On the afternoon of Tuesday (January 15th), the College of Paramedics, which represents the professional interests of paramedics, issued its press release setting out the facts of the story and putting the paramedics' side. This release almost immediately 'went viral', receiving 12,000+ unique views in a matter of hours and becoming widely quoted on Twitter and even more quoted and 'Like'd by many thousands of Facebook users.
On Wednesday, the Express responded by not only closing the comments section under the online Richard and Judy page but removing all comments completely. Yet still the original story stood. And the storm on Facebook continued, unabated.
Then at lunchtime on Wednesday, the family of baby Thomas joined the Facebook debate in defence of paramedics. Matthew Passant, Thomas' father, posted: "I'm the childs father who the article was about and let me tell you me and my partner have nothing but gratitude to the paramedics who attended to my son Thomas and the paramedics know this as we have spoken to them and their bosses personally." He also wrote "your paramedics, along with the doctors and nurses and everyone else on the way is the reason why our son is still alive and recovering every day."
And Thomas' aunt, Kate Passant, posted: "We as a family were shocked to read this article and just want to say thankyou to the paramedics who attended. The paramedics that attended him did an amazing job and helped save his life."
The response from the Express? Repentance? A correction? An apology?
Not a bit of it. Instead, the Express removed the Richard and Judy piece altogether on Thursday (today), as if it had never existed.
But the day before removing Madeley's article, they published a comment piece by Ann Widdecombe which repeated the charges (and which remains live on their website):
A baby of eight weeks is facing possible disability for life as a result of an ambulance crew finishing its break before going on a 999 call...
when it comes to putting sandwiches before a dying baby and then defending such action as reasonable, Britain has sunk to a new depth.
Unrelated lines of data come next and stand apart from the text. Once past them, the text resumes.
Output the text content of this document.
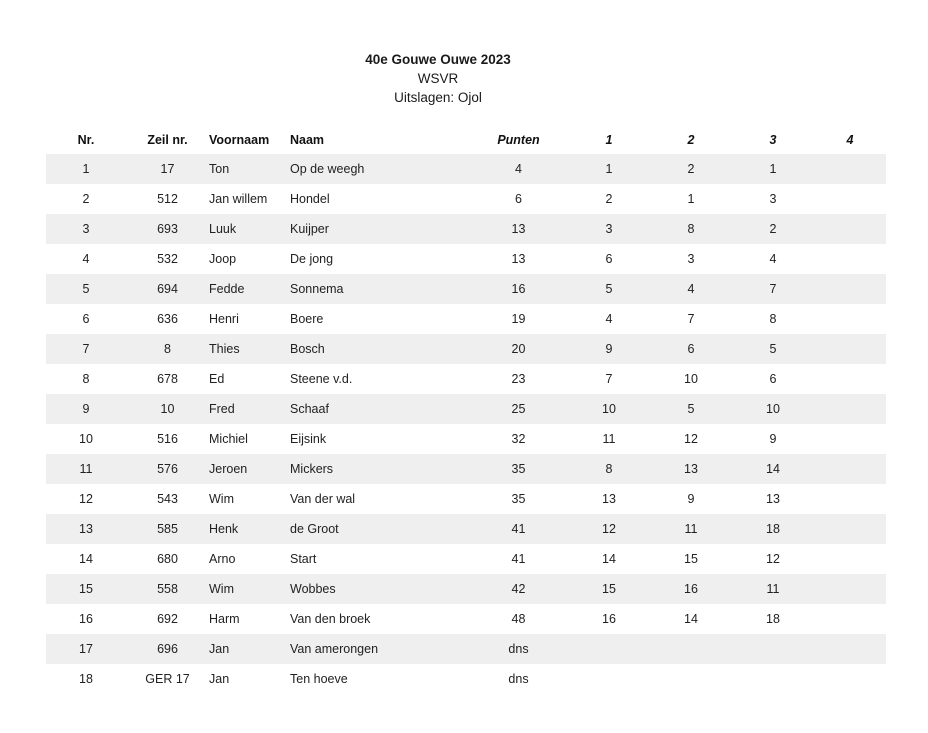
40e Gouwe Ouwe 2023
WSVR
Uitslagen: Ojol
Nr.	Zeil nr.	Voornaam	Naam	Punten	1	2	3	4
1	17	Ton	Op de weegh	4	1	2	1	
2	512	Jan willem	Hondel	6	2	1	3	
3	693	Luuk	Kuijper	13	3	8	2	
4	532	Joop	De jong	13	6	3	4	
5	694	Fedde	Sonnema	16	5	4	7	
6	636	Henri	Boere	19	4	7	8	
7	8	Thies	Bosch	20	9	6	5	
8	678	Ed	Steene v.d.	23	7	10	6	
9	10	Fred	Schaaf	25	10	5	10	
10	516	Michiel	Eijsink	32	11	12	9	
11	576	Jeroen	Mickers	35	8	13	14	
12	543	Wim	Van der wal	35	13	9	13	
13	585	Henk	de Groot	41	12	11	18	
14	680	Arno	Start	41	14	15	12	
15	558	Wim	Wobbes	42	15	16	11	
16	692	Harm	Van den broek	48	16	14	18	
17	696	Jan	Van amerongen	dns				
18	GER 17	Jan	Ten hoeve	dns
The College noted it was 'strangely similar' to the Madeley piece and added:
This ignored the truth that, in fact, baby Thomas was receiving paramedic treatment within minutes of the 999 call being made, and the fact that no ambulance crew refused to interrupt its break: that simply did not happen.
Yesterday, Madeley returned to the subject and back-tracked on what he wrote last week:
It seemed like an open and shut case. It took 41 minutes for an ambulance to arrive at the West Midlands home where a baby had suffered a heart attack. Why? Because the crew were on an “undisturbed” meal break and couldn’t be called out until they’d finished. The rules are rigorous. Undisturbed means undisturbed. This is the policy set by the ambulance service.
The original story provoked a flurry of negative headlines and comment. I wrote about it here last week, expressing incredulity that such a state of affairs was possible and criticising the crew involved.
Seven days on, I am 100 per cent certain that I got this part of the story wrong. No mealy-mouthed apology, this. Yes, the crew had requested a break but they had no knowledge of the 999 call until they clocked back on. In the circumstances my criticism was unjust.
He goes on to repeat some of the stories he has heard over the last week from paramedics. But he still doesn't mention a paramedic was on the scene within minutes of the call.
And 'no mealy-mouthed apology, this'? He admits his criticism was 'unjust' and some of what he said was 'wrong' but he hasn't actually said 'sorry' at all.